Thomas joined the court in 1991, becoming the second Black justice in place of the first, Thurgood Marshall.

Sherrilyn Ifill, former director of the National Association for the Advancement of Colored People (NAACP) legal fund, said Thomas had created “a crisis and we need to start treating it as such. Our profession, the Senate judiciary committee, newspaper editorial boards, and the chief [justice] will need to summon the courage needed to call for what, by now, should be the obvious next step.”

Robert Reich, a former US labor secretary now a Berkeley professor and Guardian columnist, pointed to what that “next step” might be, saying Thomas “must resign or be impeached if [the supreme court] is going to retain any credibility”.

Only one justice, Samuel Chase, has ever been impeached – in 1804-05. He was acquitted in the Senate. In 1969, the justice Abe Fortas resigned under threat of impeachment, over his acceptance of outside fees.

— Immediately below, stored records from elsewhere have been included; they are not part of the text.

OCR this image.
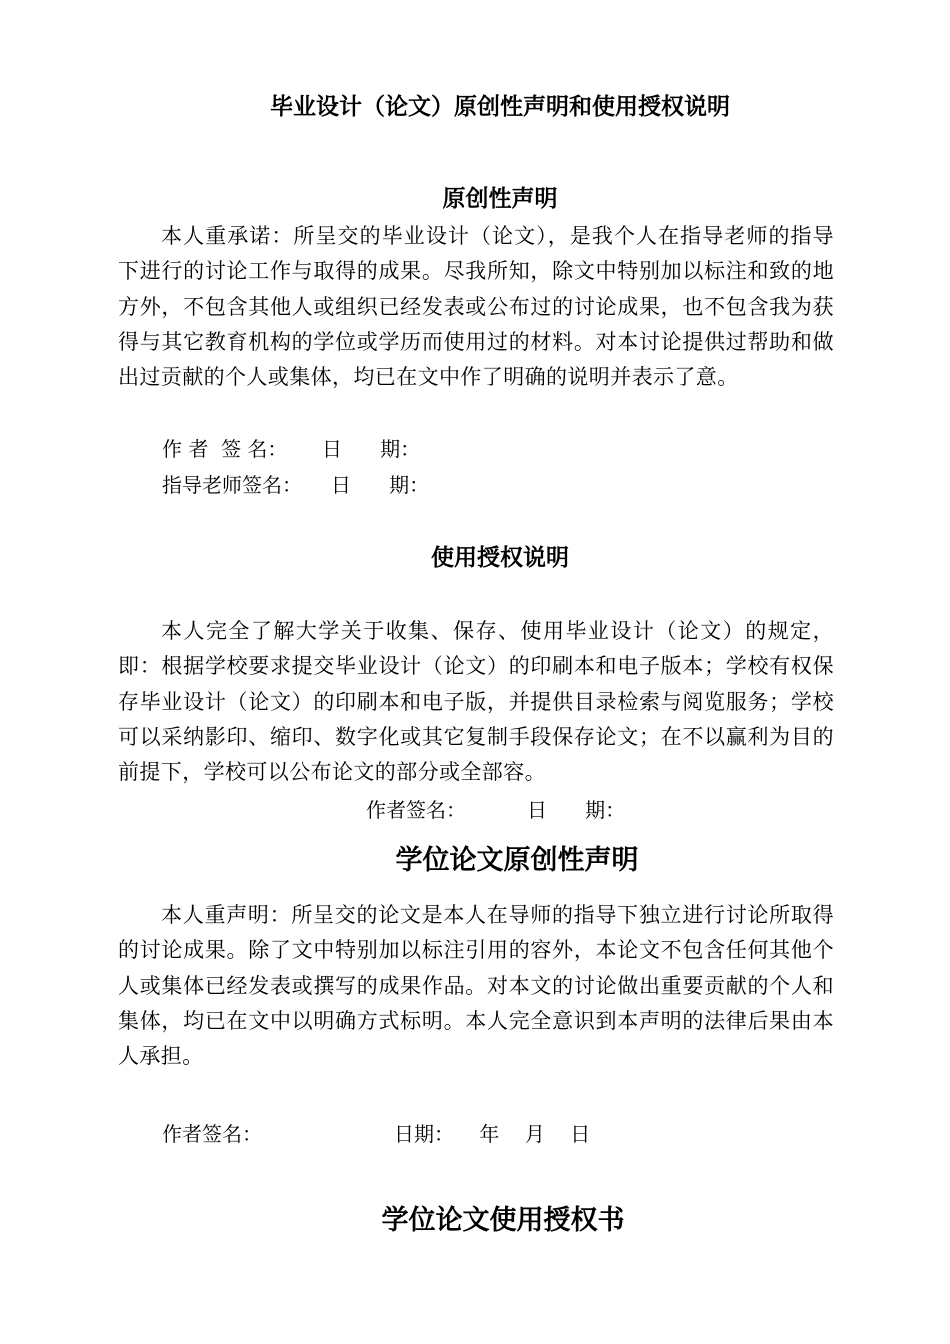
毕业设计（论文）原创性声明和使用授权说明
原创性声明

本人重承诺：所呈交的毕业设计（论文），是我个人在指导老师的指导下进行的讨论工作与取得的成果。尽我所知，除文中特别加以标注和致的地方外，不包含其他人或组织已经发表或公布过的讨论成果，也不包含我为获得与其它教育机构的学位或学历而使用过的材料。对本讨论提供过帮助和做出过贡献的个人或集体，均已在文中作了明确的说明并表示了意。

作 者  签 名： 日      期：
指导老师签名： 日      期：
使用授权说明

本人完全了解大学关于收集、保存、使用毕业设计（论文）的规定，即：根据学校要求提交毕业设计（论文）的印刷本和电子版本；学校有权保存毕业设计（论文）的印刷本和电子版，并提供目录检索与阅览服务；学校可以采纳影印、缩印、数字化或其它复制手段保存论文；在不以赢利为目的前提下，学校可以公布论文的部分或全部容。

作者签名：	日      期：
学位论文原创性声明

本人重声明：所呈交的论文是本人在导师的指导下独立进行讨论所取得的讨论成果。除了文中特别加以标注引用的容外，本论文不包含任何其他个人或集体已经发表或撰写的成果作品。对本文的讨论做出重要贡献的个人和集体，均已在文中以明确方式标明。本人完全意识到本声明的法律后果由本人承担。

作者签名：	日期：    年    月    日
学位论文使用授权书
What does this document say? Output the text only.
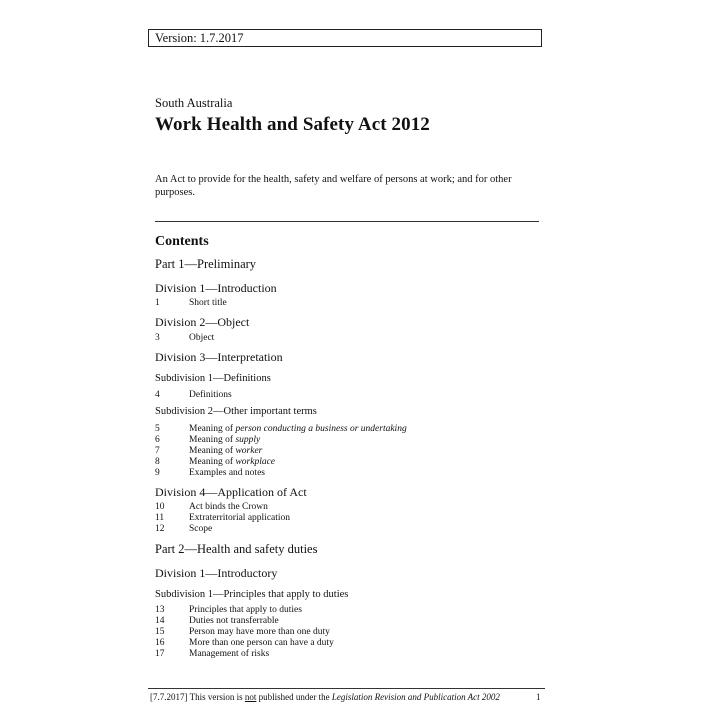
Version: 1.7.2017
South Australia
Work Health and Safety Act 2012
An Act to provide for the health, safety and welfare of persons at work; and for other purposes.
Contents
Part 1—Preliminary
Division 1—Introduction
1	Short title
Division 2—Object
3	Object
Division 3—Interpretation
Subdivision 1—Definitions
4	Definitions
Subdivision 2—Other important terms
5	Meaning of person conducting a business or undertaking
6	Meaning of supply
7	Meaning of worker
8	Meaning of workplace
9	Examples and notes
Division 4—Application of Act
10	Act binds the Crown
11	Extraterritorial application
12	Scope
Part 2—Health and safety duties
Division 1—Introductory
Subdivision 1—Principles that apply to duties
13	Principles that apply to duties
14	Duties not transferrable
15	Person may have more than one duty
16	More than one person can have a duty
17	Management of risks
[7.7.2017] This version is not published under the Legislation Revision and Publication Act 2002	1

Now, Republican control of the House renders impeachment vastly unlikely. Nor is Thomas likely to resign, particularly as Democrats hold the Senate, able to reduce conservative dominance of the court should a rightwinger vacate the bench.

Nonetheless, calls for Thomas to go continued.

Ted Lieu, a California congressman, said Thomas “has brought shame upon himself and the United States supreme court … no government official, elected or unelected, could ethically or legally accept gifts of that scale. He should resign immediately.”

Citizens for Responsibility and Ethics in Washington, a campaign group, said: “If three times makes a pattern, what does 38 times make? We’ll tell you: the fact that Clarence Thomas has taken 38 luxury trips with billionaires without disclosing them means this kind of ethical lapse is part of his lifestyle. He needs to resign.”